On Nov 1, 2012, at 7:45 PM, Richard Sharpe <realrichardsharpe@xxxxxxxxx> wrote:
> I think editcap is correct. The options are listed as optional. Thus,
> in processing the block, if the block-length tells you that there
> cannot be any options, then you do not need to even process them.
Yes.
> However, the opt_endofopt option makes it easy when processing
> options. Of course it would be possible to keep track of the block
> total length and how much you have already processed, so in that sense
> it is redundant.
And, in fact, given that running past the end a block when processing it is a Very Bad Idea, it is not only *possible* to keep track of the block total length and how much you have already processed, it's *necessary* to keep track of the block total length and how much you have already processed if you don't want your code potentially pwned by a deliberately malformed pcap-ng file (or even just screwed up by an unintentionally malformed pcap-ng file).
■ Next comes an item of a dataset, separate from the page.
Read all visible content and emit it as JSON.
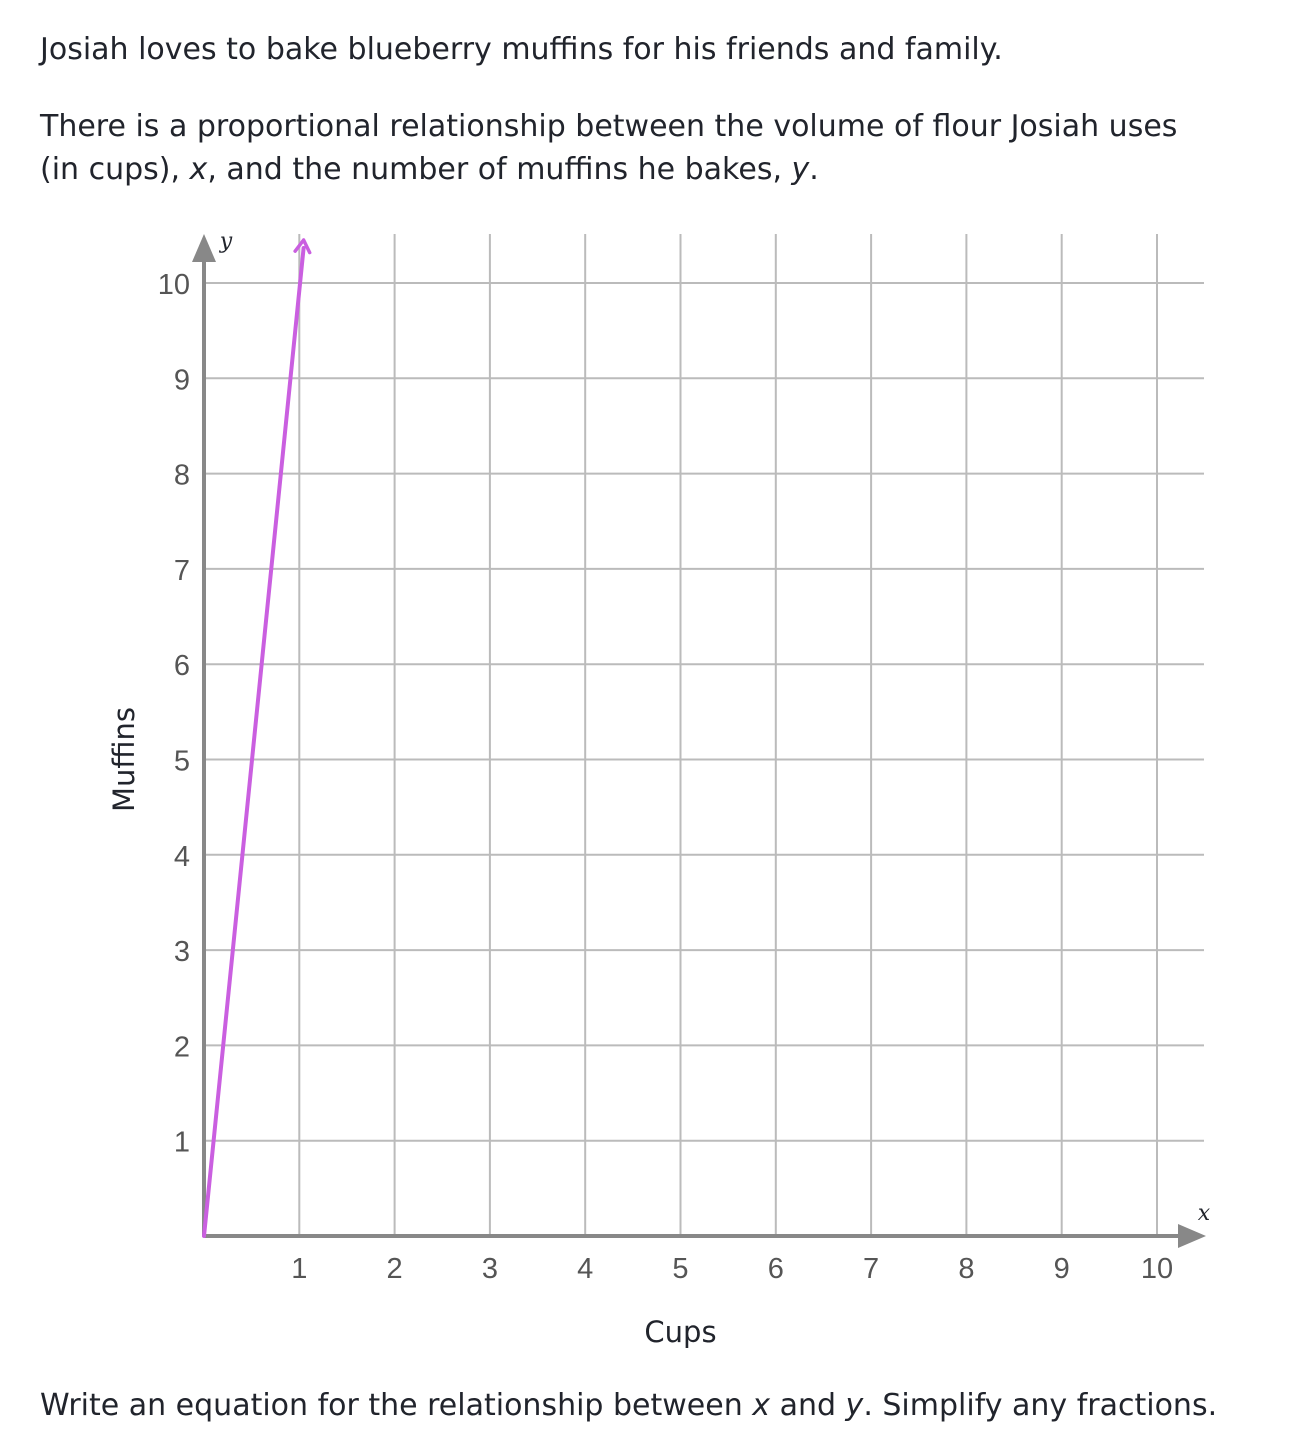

> I guess the real question is:
>
> Is it legal to have a pcap-ng file that contains a block with options
> that does not contain an opt_endofopt option?
My inclination would be to say "yes", to indicate that option processing must stop when you reach the end of the block even if no opt_endofopt option is seen, but also indicate that option processing should stop when an opt_endofopt block is seen, even if there is more data remaining in the block. So my inclination would be to say:
option processing MUST stop when you run out of data in the block;
option processing MUST stop when you see an opt_endofopt block;
option lists that contain at least one non-opt_endofopt option SHOULD also have an opt_endofopt option at the end;
and possibly change the last SHOULD to MUST in order not to upset code that *doesn't* check for the end of the block, even if that code is insecure.